Harmless? 27B knew exactly what he was doing. He was the one being nasty. And you knew it, by patting him on the back.
In the absence of a block button I'll be happy to ignore him, and you if you like. As soon as he stops replying to me, or digging his spurs in. He's not funny, cute, or witty. He knows exactly what he's doing, and worse, he's trying to cover his own butt the way he's doing it. It doesn't make him any less nasty, just more of a coward.
Let's all chill this out before we have to start deleting or worse, banning people.
A stable panel can absolutely be glued into a 5 piece door. However the science doesn’t work quite as well with doors more than 5 pieces, as intermediate rails can’t have their movement isolated to the exterior edge of the door. Similarly a stable panel can bottom out in a groove of a 5 piece door. Once intermediate rails are introduced even stable panels need to be undercut as appropriate to allow those captured rails to move.
In a 5 piece door, for a cabinet or passage door, I prefer to glue in stable panels. It does not give me issues, nor did it give any of the cabinetmakers I learned from issues in their long careers. The only benefit to this, as far as I understand the wood technology of the equation, is not having to prefinish panels before glue up. I don’t know that it adds to stability or strength. If you don’t glue a stable panel in, it must be prefinished like with a solid panel. If finished after assembly as one piece, seasonal movement of the rails and stiles will reveal unfinished edges of the panel (1/32” or so, not anything glaring but not professional nonetheless).
As a test of this, I made my personal kitchen doors with the MDF panels glued in. I floated the drawers’ panels, glueing up both doors and drawers without prefinishing anything. In the winter, the drawers have a tiny reveal of raw MDF. The doors do not. The doors do, however, isolate all their movement to the reveal side of the rails and stiles. Thus in the winter my 3/32” reveals are a solid 1/8”.

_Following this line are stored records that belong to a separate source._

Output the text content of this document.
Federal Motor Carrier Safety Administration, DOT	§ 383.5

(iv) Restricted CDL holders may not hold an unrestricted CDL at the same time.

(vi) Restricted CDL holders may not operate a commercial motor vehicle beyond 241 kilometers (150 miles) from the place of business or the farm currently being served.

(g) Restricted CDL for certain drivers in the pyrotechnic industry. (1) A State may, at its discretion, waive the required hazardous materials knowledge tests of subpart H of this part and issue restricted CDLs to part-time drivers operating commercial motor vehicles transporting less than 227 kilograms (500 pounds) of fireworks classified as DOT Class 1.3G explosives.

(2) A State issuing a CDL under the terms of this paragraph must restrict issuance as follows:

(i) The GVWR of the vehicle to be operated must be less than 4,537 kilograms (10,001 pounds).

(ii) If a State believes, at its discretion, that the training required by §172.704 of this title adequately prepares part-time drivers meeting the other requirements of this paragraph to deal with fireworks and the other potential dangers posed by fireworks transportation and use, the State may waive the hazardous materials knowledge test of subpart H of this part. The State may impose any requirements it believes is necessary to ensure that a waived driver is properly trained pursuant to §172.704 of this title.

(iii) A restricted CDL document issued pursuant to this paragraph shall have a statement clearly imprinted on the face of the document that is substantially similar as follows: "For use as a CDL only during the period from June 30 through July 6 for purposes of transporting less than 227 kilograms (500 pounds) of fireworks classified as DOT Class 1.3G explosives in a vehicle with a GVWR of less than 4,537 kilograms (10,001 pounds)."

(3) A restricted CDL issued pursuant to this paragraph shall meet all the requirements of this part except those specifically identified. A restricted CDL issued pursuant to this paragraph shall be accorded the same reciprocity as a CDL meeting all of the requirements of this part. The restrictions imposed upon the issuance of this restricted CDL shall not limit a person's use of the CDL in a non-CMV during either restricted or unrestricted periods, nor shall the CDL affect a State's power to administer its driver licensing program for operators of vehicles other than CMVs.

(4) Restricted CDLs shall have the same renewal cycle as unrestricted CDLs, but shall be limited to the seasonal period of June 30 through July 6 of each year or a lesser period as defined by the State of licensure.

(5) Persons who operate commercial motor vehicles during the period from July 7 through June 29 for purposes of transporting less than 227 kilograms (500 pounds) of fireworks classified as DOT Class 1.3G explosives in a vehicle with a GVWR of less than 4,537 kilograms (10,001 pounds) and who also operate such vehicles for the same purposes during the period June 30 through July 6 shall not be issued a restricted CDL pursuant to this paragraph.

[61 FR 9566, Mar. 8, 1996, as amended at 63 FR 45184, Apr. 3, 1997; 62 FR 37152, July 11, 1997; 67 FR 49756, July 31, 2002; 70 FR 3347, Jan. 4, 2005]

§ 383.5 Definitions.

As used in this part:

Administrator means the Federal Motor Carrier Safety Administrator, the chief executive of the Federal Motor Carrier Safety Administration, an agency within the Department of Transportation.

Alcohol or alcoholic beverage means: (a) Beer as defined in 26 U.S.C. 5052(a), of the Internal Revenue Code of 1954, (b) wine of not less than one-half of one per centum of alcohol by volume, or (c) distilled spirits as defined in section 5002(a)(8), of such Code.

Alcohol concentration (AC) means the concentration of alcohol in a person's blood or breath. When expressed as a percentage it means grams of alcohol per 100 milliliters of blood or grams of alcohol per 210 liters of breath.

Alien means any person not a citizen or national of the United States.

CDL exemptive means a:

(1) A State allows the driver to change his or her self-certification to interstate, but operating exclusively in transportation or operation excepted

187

All this to say — everyone has made valid points. But thinking through the science should tell us when and why it’s okay to glue a stable panel. Also, I have gotten way far afield of building interior doors and for that I apologize. To the original questioner — don’t glue the intermediate rail to any panel, its movement will have nowhere to go. The top and bottom rail and the stiles are up to you. If you don’t glue, use space balls or similar to keep from wintertime rattling.
Yes, agreed, don't glue, but if you must for some reason, don't glue into a monolith, let the rails (and the ply, and yes, plywood moves, check the APA site, they even say it does) expand and contract up and down. Speaking of space balls, where were they 30 years ago? :-) We used to shoot a short 18 gauge brad (I don't think they made 23 ga pinners back then) through the back of the frame top and bottom at the center into the panel to keep the panels centered in the frame.
"Speaking of space balls, where were they 30 years ago? :-) We used to shoot a short 18 gauge brad (I don't think they made 23 ga pinners back then) through the back of the frame top and bottom at the center into the panel to keep the panels centered in the frame."
Well said. That has been my experience and procedure as well. Another consideration, a frame; properly milled straight, flat and square will want to stay that way. If the entire assembly is glued up as a "monolith" it will, like a lamination be iron bound when the glue sets, so if something is a bit out while resting in the clamps, it will not be corrected.
Sitting at my mid-century teak dining table I canot help but contemplate the mitered solid wood frame surrounding the 36 X 60 teak veneered plywood top. Similar to the coffee tables in the next room, a large plywood panel with a teak moulding sanded flush with the veneer and jointed at all four corners, some of those pieces have 60 years , not a single open miter or sign of wood movement between the plywood and solid wood. Down in the Mans cave, 18 mahogany doors/drawer fronts with a 1/4 inch plywood panel glued in a solid mahogany frame, again, no cracks, no wood movement whatsoever. Dont glue the panel, it won't move , glue the panel, it won't move.